Harnessing thermal mass
In the same way as GSHP systems utilise the heat of the earth, Colt-Caloris uses the building’s thermal mass as an additional energy store. Pipes are laid into the building’s concrete structure, taking advantage of the free thermal energy, which in turn can be stored and re-used later in the day.
During the summer months, the central heat pump operates like a chiller unit but with greater efficiency, dissipating heat. Most water chiller systems operate around 5°C to 14°C, whereas Colt-Caloris only starts when the temperature exceeds 28°C to 30°C. It is much easier to cool water at 28°C than at 6°C, as a result, the heat pump works at a higher efficiency for less time during the day. As soon as the water temperature reaches the normal specified level, the unit stops and waits until the water becomes excessively warm again, thus saving energy.
In winter, most internal rooms will require warm air. The local heat pump takes the heat energy out of the water loop, which eventually causes a heat deficiency within the system. Colt-Caloris copes with this by taking the cold external air and cooling it further, then transferring this heat energy back into the loop.
A versatile solution
In addition to its energy efficient credentials, Colt-Caloris is extremely quiet and offers individual control for heating and cooling. For the 3,500 workers in situ at Meerpaal, this means versatility and individual comfort for all.
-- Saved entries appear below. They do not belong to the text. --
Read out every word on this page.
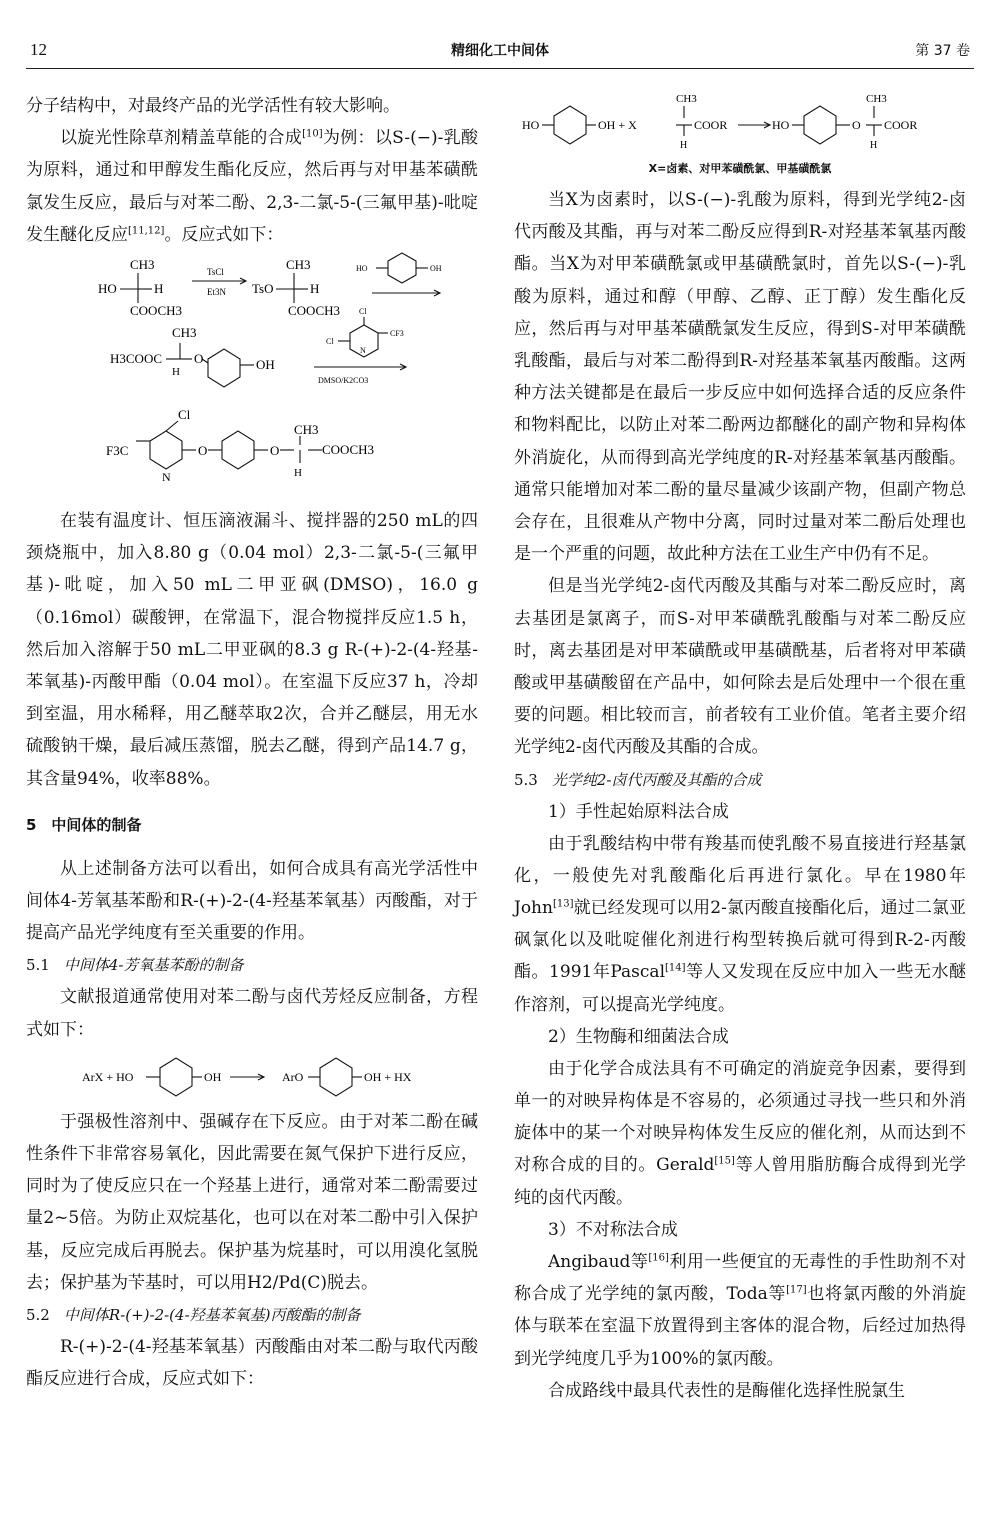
12	精细化工中间体	第 37 卷

分子结构中，对最终产品的光学活性有较大影响。

以旋光性除草剂精盖草能的合成[10]为例：以S-(−)-乳酸为原料，通过和甲醇发生酯化反应，然后再与对甲基苯磺酰氯发生反应，最后与对苯二酚、2,3-二氯-5-(三氟甲基)-吡啶发生醚化反应[11,12]。反应式如下：

CH3
HO	H
COOCH3
TsCl
Et3N
CH3
TsO	H
COOCH3
HO	OH
CH3
H3COOC
H
O	OH
Cl
Cl
CF3
N
DMSO/K2CO3
F3C
Cl
N
O	O
CH3
H
COOCH3

在装有温度计、恒压滴液漏斗、搅拌器的250 mL的四颈烧瓶中，加入8.80 g（0.04 mol）2,3-二氯-5-(三氟甲基)-吡啶，加入50 mL二甲亚砜(DMSO)，16.0 g（0.16mol）碳酸钾，在常温下，混合物搅拌反应1.5 h，然后加入溶解于50 mL二甲亚砜的8.3 g R-(+)-2-(4-羟基-苯氧基)-丙酸甲酯（0.04 mol）。在室温下反应37 h，冷却到室温，用水稀释，用乙醚萃取2次，合并乙醚层，用无水硫酸钠干燥，最后减压蒸馏，脱去乙醚，得到产品14.7 g，其含量94%，收率88%。

5　中间体的制备

从上述制备方法可以看出，如何合成具有高光学活性中间体4-芳氧基苯酚和R-(+)-2-(4-羟基苯氧基）丙酸酯，对于提高产品光学纯度有至关重要的作用。

5.1 中间体4-芳氧基苯酚的制备

文献报道通常使用对苯二酚与卤代芳烃反应制备，方程式如下：

ArX + HO	OH	ArO	OH + HX

于强极性溶剂中、强碱存在下反应。由于对苯二酚在碱性条件下非常容易氧化，因此需要在氮气保护下进行反应，同时为了使反应只在一个羟基上进行，通常对苯二酚需要过量2~5倍。为防止双烷基化，也可以在对苯二酚中引入保护基，反应完成后再脱去。保护基为烷基时，可以用溴化氢脱去；保护基为苄基时，可以用H2/Pd(C)脱去。

5.2 中间体R-(+)-2-(4-羟基苯氧基)丙酸酯的制备

R-(+)-2-(4-羟基苯氧基）丙酸酯由对苯二酚与取代丙酸酯反应进行合成，反应式如下：

HO	OH + X
CH3
H
COOR	HO	O
CH3
H
COOR
X=卤素、对甲苯磺酰氯、甲基磺酰氯

当X为卤素时，以S-(−)-乳酸为原料，得到光学纯2-卤代丙酸及其酯，再与对苯二酚反应得到R-对羟基苯氧基丙酸酯。当X为对甲苯磺酰氯或甲基磺酰氯时，首先以S-(−)-乳酸为原料，通过和醇（甲醇、乙醇、正丁醇）发生酯化反应，然后再与对甲基苯磺酰氯发生反应，得到S-对甲苯磺酰乳酸酯，最后与对苯二酚得到R-对羟基苯氧基丙酸酯。这两种方法关键都是在最后一步反应中如何选择合适的反应条件和物料配比，以防止对苯二酚两边都醚化的副产物和异构体外消旋化，从而得到高光学纯度的R-对羟基苯氧基丙酸酯。通常只能增加对苯二酚的量尽量减少该副产物，但副产物总会存在，且很难从产物中分离，同时过量对苯二酚后处理也是一个严重的问题，故此种方法在工业生产中仍有不足。

但是当光学纯2-卤代丙酸及其酯与对苯二酚反应时，离去基团是氯离子，而S-对甲苯磺酰乳酸酯与对苯二酚反应时，离去基团是对甲苯磺酰或甲基磺酰基，后者将对甲苯磺酸或甲基磺酸留在产品中，如何除去是后处理中一个很在重要的问题。相比较而言，前者较有工业价值。笔者主要介绍光学纯2-卤代丙酸及其酯的合成。

5.3 光学纯2-卤代丙酸及其酯的合成
1）手性起始原料法合成

由于乳酸结构中带有羧基而使乳酸不易直接进行羟基氯化，一般使先对乳酸酯化后再进行氯化。早在1980年John[13]就已经发现可以用2-氯丙酸直接酯化后，通过二氯亚砜氯化以及吡啶催化剂进行构型转换后就可得到R-2-丙酸酯。1991年Pascal[14]等人又发现在反应中加入一些无水醚作溶剂，可以提高光学纯度。

2）生物酶和细菌法合成

由于化学合成法具有不可确定的消旋竞争因素，要得到单一的对映异构体是不容易的，必须通过寻找一些只和外消旋体中的某一个对映异构体发生反应的催化剂，从而达到不对称合成的目的。Gerald[15]等人曾用脂肪酶合成得到光学纯的卤代丙酸。

3）不对称法合成

Angibaud等[16]利用一些便宜的无毒性的手性助剂不对称合成了光学纯的氯丙酸，Toda等[17]也将氯丙酸的外消旋体与联苯在室温下放置得到主客体的混合物，后经过加热得到光学纯度几乎为100%的氯丙酸。

合成路线中最具代表性的是酶催化选择性脱氯生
This configuration of Colt-Caloris WRF units has achieved significant energy savings and a reduction of CO² emissions. Decentralised control allows occupants to regulate the temperatures of the individual rooms, using energy that is virtually free. The savings are even greater than in a conventional Colt-Caloris installation, where local heat pump units are connected to a water loop and a central, external heat pump. In this instance, the energy input required is nearly half that of such a conventional installation in heating mode, and virtually zero in cooling mode.
With environmental issues featuring high on everyone’s agenda, energy efficient technologies need to be taken seriously. For the UK market, Colt-Caloris provides another benefit – it beats the F-Gas regulation, due to its minimal refrigerant charge. Examples such as Meerpaal show how energy efficient HVAC systems can be implemented to provide users with high standards in climate control and comfort.